The Word And The Void By Terry Brooks

TERRY BROOKS NOVEL series “The Word And The Void” is a trilogy telling the story of Nest Freemark and John Ross fighting the battle against evil daemons. He is not an author I’ve read anything off before, nor is the urban fantasy my favorite genre, but when I by chance discovered this trilogy collection book, I found it to look very interesting. Now I’m finished reading the three books and its was not an all positive experience.

First a short resume of the novels: Each of the three books takes places in different times in Nests and Johns life. The first book “Running with the Demon” takes place when Nest is a teenager and joins forces with John Ross to fight on the side of the Word against the daemonic world of the Void. In the second book “A Knight of the Word” John Ross can no longer carry the burden of being a sworn knight of the Word. Denouncing the knighthood is catastrophic for both John and the world, so Nest must take upon her to convince John to return to his duties. The last book is 15 years from the first encounter between Nest and John and this time they must join forces against an old and wise daemon the want the magic gypsy morph John has captured.
Elaborate summaries are available at Wikipedia.

As such the books are an interesting read. It involves dangerous daemons and creatures living in our world but seldom seen by other people that those few who got magic. It has the classic clash of outnumbered good-guys fighting the casualty filled battle against an relentless and evil enemy. But, when reading the trilogy I could not help thinking that the story is a little thin to fill its many pages. Much of the text is in-between filler stuff, with many offtrack stories that bring nothing to the general story, plus some very elaborate scene description that makes an annoying long reading in between the next few grains of valuable information or plot actions.

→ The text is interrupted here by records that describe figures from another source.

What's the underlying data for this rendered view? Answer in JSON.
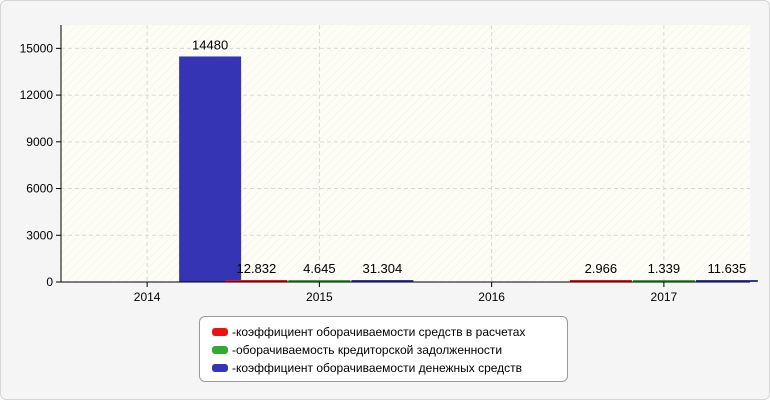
{
  "chart_data": {
    "type": "bar",
    "title": "",
    "xlabel": "",
    "ylabel": "",
    "ylim": [
      0,
      16500
    ],
    "yticks": [
      0,
      3000,
      6000,
      9000,
      12000,
      15000
    ],
    "categories": [
      "2014",
      "2015",
      "2016",
      "2017"
    ],
    "grid": true,
    "legend_placement": "bottom-center",
    "series": [
      {
        "name": "коэффициент оборачиваемости средств в расчетах",
        "color": "#ee1111",
        "values": [
          null,
          12.832,
          null,
          2.966
        ],
        "labels": [
          "",
          "12.832",
          "",
          "2.966"
        ]
      },
      {
        "name": "оборачиваемость кредиторской задолженности",
        "color": "#33aa33",
        "values": [
          null,
          4.645,
          null,
          1.339
        ],
        "labels": [
          "",
          "4.645",
          "",
          "1.339"
        ]
      },
      {
        "name": "коэффициент оборачиваемости денежных средств",
        "color": "#3434b4",
        "values": [
          14480,
          31.304,
          null,
          11.635
        ],
        "labels": [
          "14480",
          "31.304",
          "",
          "11.635"
        ]
      }
    ]
  },
  "legend": {
    "prefix": "- ",
    "items": [
      {
        "label": "коэффициент оборачиваемости средств в расчетах",
        "color": "#ee1111"
      },
      {
        "label": "оборачиваемость кредиторской задолженности",
        "color": "#33aa33"
      },
      {
        "label": "коэффициент оборачиваемости денежных средств",
        "color": "#3434b4"
      }
    ]
  }
}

Two distinct features of Terry’s writing struck me time and time again. 1) He really likes to use obscure words. I’m not native English, but I almost always read English/American books in their non-translated editions, and its very seldom that I have to do a dictionary look-up of unknown words or phrases (more often when reading pre-60s books though). Looking-up the words he uses reveals that more contemporary word of the same meaning often exists. 2) He gives a very detailed description of the surrounding in which the characters are staged. Actually he spends line after line after line describing the surroundings, but it is seldom that there is any significance to this in relation to the plot.

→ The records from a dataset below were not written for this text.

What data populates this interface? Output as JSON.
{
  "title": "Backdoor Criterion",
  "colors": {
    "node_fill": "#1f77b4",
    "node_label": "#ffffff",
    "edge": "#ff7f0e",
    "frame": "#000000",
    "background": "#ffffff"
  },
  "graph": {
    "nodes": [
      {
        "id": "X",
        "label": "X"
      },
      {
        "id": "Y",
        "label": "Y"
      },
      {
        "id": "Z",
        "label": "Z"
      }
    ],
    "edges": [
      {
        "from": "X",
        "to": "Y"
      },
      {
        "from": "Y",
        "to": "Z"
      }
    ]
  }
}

After finishing reading the books I cannot help feeling that Terry chose poorly when selecting the main character of focus. Terry mainly writes with respect to the viewpoint of Nest Freemark, and this is a shame because the other character in the books, The Knight Of The Word (John Ross), makes for so much more an interesting character. Terry missed the opportunity of writing the story of the lone knight. A knight that didn’t really wanted to be a knight due to the high personal cost, but whom had to continue his quest in order to save the world. And save it two fold by fighting daemons in the daytime, and surviving a nighttime when the price of his magics costs him to live the night in a future where he had failed to save the world from the Void.